How would you benchmark and measure return on investment?
* AR: Instance where in early days govt felt that if people wanted to keep investing, it must be valuable. This is changing now that investments are bigger. Hesitant about benchmarking because don't really want to be doing the same as anyone else.
* RF: How do you go from 0 to world's best supercomputer overnight? No idea how to measure that. It's a commitment to the advancement of knowledge but the govt doesn't have a KPI about that...

NZ had to set up Tuakiri because differences in law meant we couldn't use Australia's system. What other things the two countries might have to do to overcome differences in legislation?
* (Other audience member) - Yes there are differences so have needed to build systems that deal with both privacy acts and have been successful.
* (Anne Berryman) - Have started conversation with counterparts overseas and chief science advisors in Aus/NZ have a line of communication. There are platforms and issues we can deal with.


One goal is to achieve self-sustainability, eg user charging, member contributions.

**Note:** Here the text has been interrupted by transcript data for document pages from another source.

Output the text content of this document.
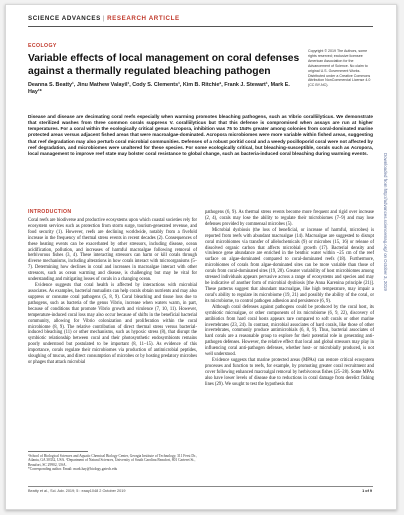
SCIENCE ADVANCES | RESEARCH ARTICLE
ECOLOGY
Variable effects of local management on coral defenses against a thermally regulated bleaching pathogen
Deanna S. Beatty¹, Jinu Mathew Valayil¹, Cody S. Clements¹, Kim B. Ritchie², Frank J. Stewart¹, Mark E. Hay¹*
Copyright © 2019 The Authors, some rights reserved; exclusive licensee American Association for the Advancement of Science. No claim to original U.S. Government Works. Distributed under a Creative Commons Attribution NonCommercial License 4.0 (CC BY-NC).
Disease and disease are decimating coral reefs especially when warming promotes bleaching pathogens, such as Vibrio coralliilyticus. We demonstrate that sterilized washes from three common corals suppress V. coralliilyticus but that this defense is compromised when assays are run at higher temperatures. For a coral within the ecologically critical genus Acropora, inhibition was 75 to 154% greater among colonies from coral-dominated marine protected areas versus adjacent fished areas that were macroalgae-dominated. Acropora microbiomes were more variable within fished areas, suggesting that reef degradation may also perturb coral microbial communities. Defenses of a robust poritid coral and a weedy pocilloporid coral were not affected by reef degradation, and microbiomes were unaltered for these species. For some ecologically critical, but bleaching-susceptible, corals such as Acropora, local management to improve reef state may bolster coral resistance to global change, such as bacteria-induced coral bleaching during warming events.
INTRODUCTION

Coral reefs are biodiverse and productive ecosystems upon which coastal societies rely for ecosystem services such as protection from storm surge, tourism-generated revenue, and food security (1). However, reefs are declining worldwide, notably from a fivefold increase in the frequency of thermal stress events in recent decades (2). Consequences of these heating events can be exacerbated by other stressors, including disease, ocean acidification, pollution, and increases of harmful macroalgae following removal of herbivorous fishes (3, 4). These interacting stressors can harm or kill corals through diverse mechanisms, including alterations in how corals interact with microorganisms (5–7). Determining how declines in coral and increases in macroalgae interact with other stressors, such as ocean warming and disease, is challenging but may be vital for understanding and mitigating losses of corals in a changing ocean.

Evidence suggests that coral health is affected by interactions with microbial associates. As examples, bacterial mutualists can help corals obtain nutrients and may also suppress or consume coral pathogens (5, 8, 9). Coral bleaching and tissue loss due to pathogens, such as bacteria of the genus Vibrio, increase when waters warm, in part, because of conditions that promote Vibrio growth and virulence (7, 10, 11). However, temperature-induced coral loss may also occur because of shifts in the beneficial bacterial community, allowing for Vibrio colonization and proliferation within the coral microbiome (8, 9). The relative contribution of direct thermal stress versus bacterial-induced bleaching (11) or other mechanisms, such as hypoxic stress (8), that disrupt the symbiotic relationship between coral and their photosynthetic endosymbionts remains poorly understood but postulated to be important (8, 11–15). As evidence of this importance, corals regulate their microbiomes via production of antimicrobial peptides, sloughing of mucus, and direct consumption of microbes or by hosting predatory microbes or phages that attack microbial

pathogens (6, 9). As thermal stress events become more frequent and rigid over increase (2, 4), corals may lose the ability to regulate their microbiomes (7–9) and may lose defenses provided by commensal microbes (5).

Microbial dysbiosis (the loss of beneficial, or increase of harmful, microbes) is reported from reefs with abundant macroalgae (14). Macroalgae are suggested to disrupt coral microbiomes via transfer of allelochemicals (9) or microbes (15, 16) or release of dissolved organic carbon that affects microbial growth (17). Bacterial density and virulence gene abundance are enriched in the benthic water within ~25 cm of the reef surface on algae-dominated compared to coral-dominated reefs (18). Furthermore, microbiomes of corals from algae-dominated sites can be more variable than those of corals from coral-dominated sites (19, 20). Greater variability of host microbiomes among stressed individuals appears pervasive across a range of ecosystems and species and may be indicative of another form of microbial dysbiosis [the Anna Karenina principle (21)]. These patterns suggest that abundant macroalgae, like high temperature, may impair a coral's ability to regulate its microbiome (19, 21) and possibly the ability of the coral, or its microbiome, to control pathogen adhesion and persistence (6, 9).

Although coral defenses against pathogens could be produced by the coral host, its symbiotic microalgae, or other components of its microbiome (6, 9, 22), discovery of antibiotics from hard coral hosts appears rare compared to soft corals or other marine invertebrates (23, 24). In contrast, microbial associates of hard corals, like those of other invertebrates, commonly produce antimicrobials (6, 8, 9). Thus, bacterial associates of hard corals are a reasonable group to explore for their potential role in generating anti-pathogen defenses. However, the relative effect that local and global stressors may play in influencing coral anti-pathogen defenses, whether host- or microbially produced, is not well understood.

Evidence suggests that marine protected areas (MPAs) can restore critical ecosystem processes and function to reefs, for example, by promoting greater coral recruitment and cover following enhanced macroalgal removal by herbivorous fishes (25–28). Some MPAs also have lower levels of disease due to reductions in coral damage from derelict fishing lines (29). We sought to test the hypothesis that

¹School of Biological Sciences and Aquatic Chemical Biology Center, Georgia Institute of Technology, 311 Ferst Dr., Atlanta, GA 30332, USA. ²Department of Natural Sciences, University of South Carolina Beaufort, 801 Carteret St., Beaufort, SC 29902, USA.

*Corresponding author. Email: mark.hay@biology.gatech.edu

Beatty et al., Sci. Adv. 2019; 5 : eaay1048 2 October 2019	1 of 9
Downloaded from http://advances.sciencemag.org/ on October 3, 2019
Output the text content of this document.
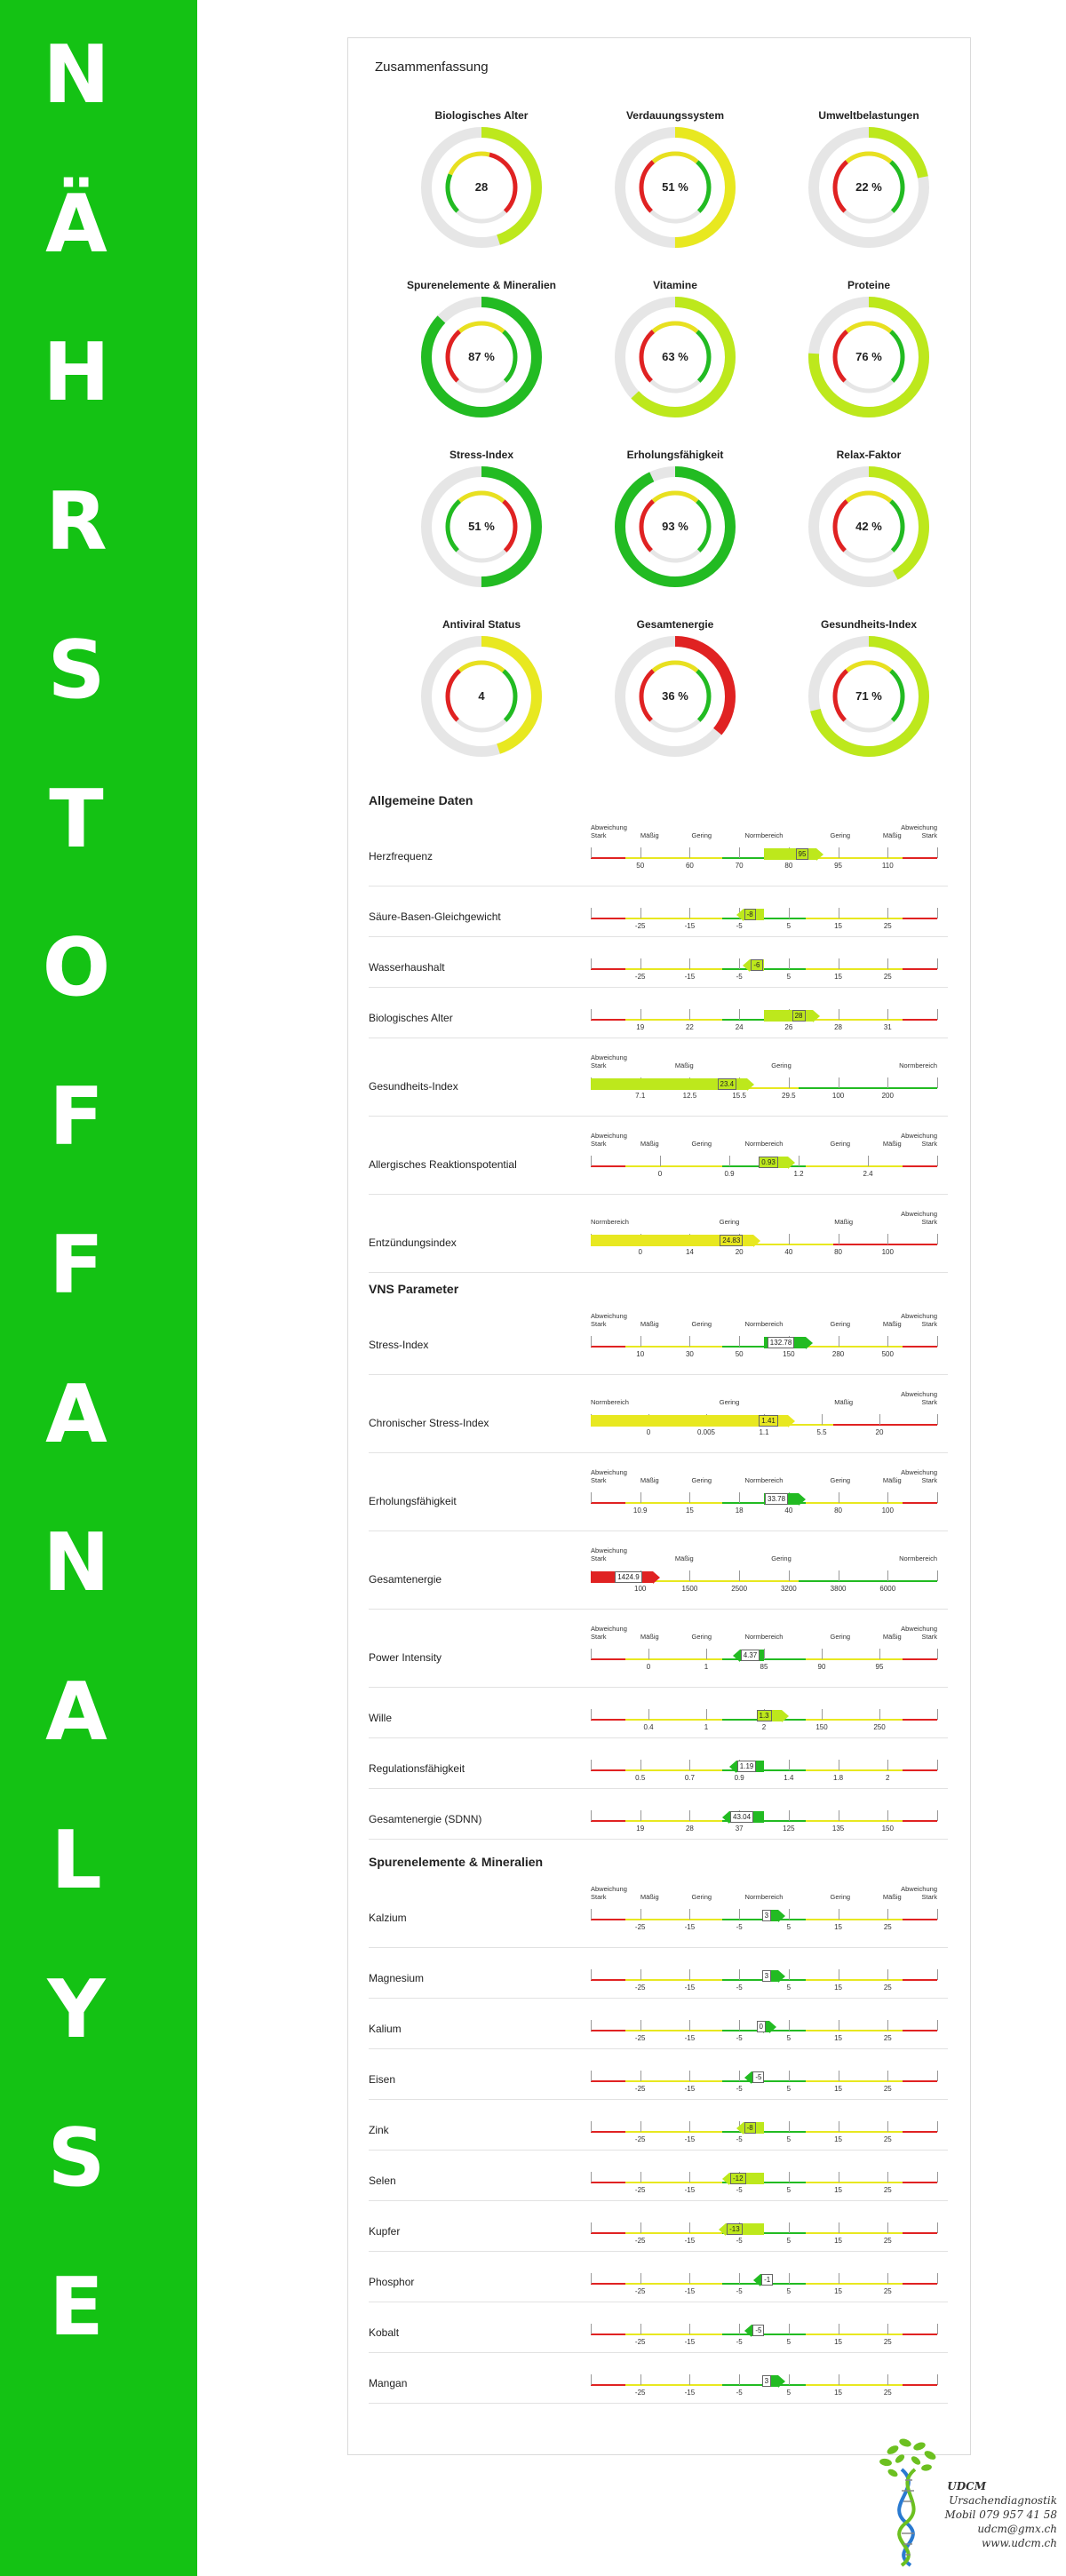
N
Ä
H
R
S
T
O
F
F
A
N
A
L
Y
S
E
Zusammenfassung
Biologisches Alter
28
Verdauungssystem
51 %
Umweltbelastungen
22 %
Spurenelemente & Mineralien
87 %
Vitamine
63 %
Proteine
76 %
Stress-Index
51 %
Erholungsfähigkeit
93 %
Relax-Faktor
42 %
Antiviral Status
4
Gesamtenergie
36 %
Gesundheits-Index
71 %
Allgemeine Daten
Herzfrequenz
Abweichung
Stark	Mäßig	Gering	Normbereich	Gering	Mäßig
Abweichung
Stark
50	60	70	80	95	110
95
Säure-Basen-Gleichgewicht
-25	-15	-5	5	15	25
-8
Wasserhaushalt
-25	-15	-5	5	15	25
-6
Biologisches Alter
19	22	24	26	28	31
28
Gesundheits-Index
Abweichung
Stark	Mäßig	Gering	Normbereich
7.1	12.5	15.5	29.5	100	200
23.4
Allergisches Reaktionspotential
Abweichung
Stark	Mäßig	Gering	Normbereich	Gering	Mäßig
Abweichung
Stark
0	0.9	1.2	2.4
0.93
Entzündungsindex
Normbereich	Gering	Mäßig
Abweichung
Stark
0	14	20	40	80	100
24.83
VNS Parameter
Stress-Index
Abweichung
Stark	Mäßig	Gering	Normbereich	Gering	Mäßig
Abweichung
Stark
10	30	50	150	280	500
132.78
Chronischer Stress-Index
Normbereich	Gering	Mäßig
Abweichung
Stark
0	0.005	1.1	5.5	20
1.41
Erholungsfähigkeit
Abweichung
Stark	Mäßig	Gering	Normbereich	Gering	Mäßig
Abweichung
Stark
10.9	15	18	40	80	100
33.78
Gesamtenergie
Abweichung
Stark	Mäßig	Gering	Normbereich
100	1500	2500	3200	3800	6000
1424.9
Power Intensity
Abweichung
Stark	Mäßig	Gering	Normbereich	Gering	Mäßig
Abweichung
Stark
0	1	85	90	95
4.37
Wille
0.4	1	2	150	250
1.3
Regulationsfähigkeit
0.5	0.7	0.9	1.4	1.8	2
1.19
Gesamtenergie (SDNN)
19	28	37	125	135	150
43.04
Spurenelemente & Mineralien
Kalzium
Abweichung
Stark	Mäßig	Gering	Normbereich	Gering	Mäßig
Abweichung
Stark
-25	-15	-5	5	15	25
3
Magnesium
-25	-15	-5	5	15	25
3
Kalium
-25	-15	-5	5	15	25
0
Eisen
-25	-15	-5	5	15	25
-5
Zink
-25	-15	-5	5	15	25
-8
Selen
-25	-15	-5	5	15	25
-12
Kupfer
-25	-15	-5	5	15	25
-13
Phosphor
-25	-15	-5	5	15	25
-1
Kobalt
-25	-15	-5	5	15	25
-5
Mangan
-25	-15	-5	5	15	25
3
UDCM
Ursachendiagnostik
Mobil 079 957 41 58
udcm@gmx.ch
www.udcm.ch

What's the Australian experience in user-pays and sustainability?
* RF: Financial benefits are overwhelming. If went to commercial provider it'd cost more and do less. Sustainability needs constant flow of funds to keep supercomputing running. There is a sustainability cliff. Govt keeps putting money in.
* SC: MBIE have removed self-sustainability requirement. Charging to make sure researchers have skin in the game does prove that service is needed; but not everyone can participate who should be.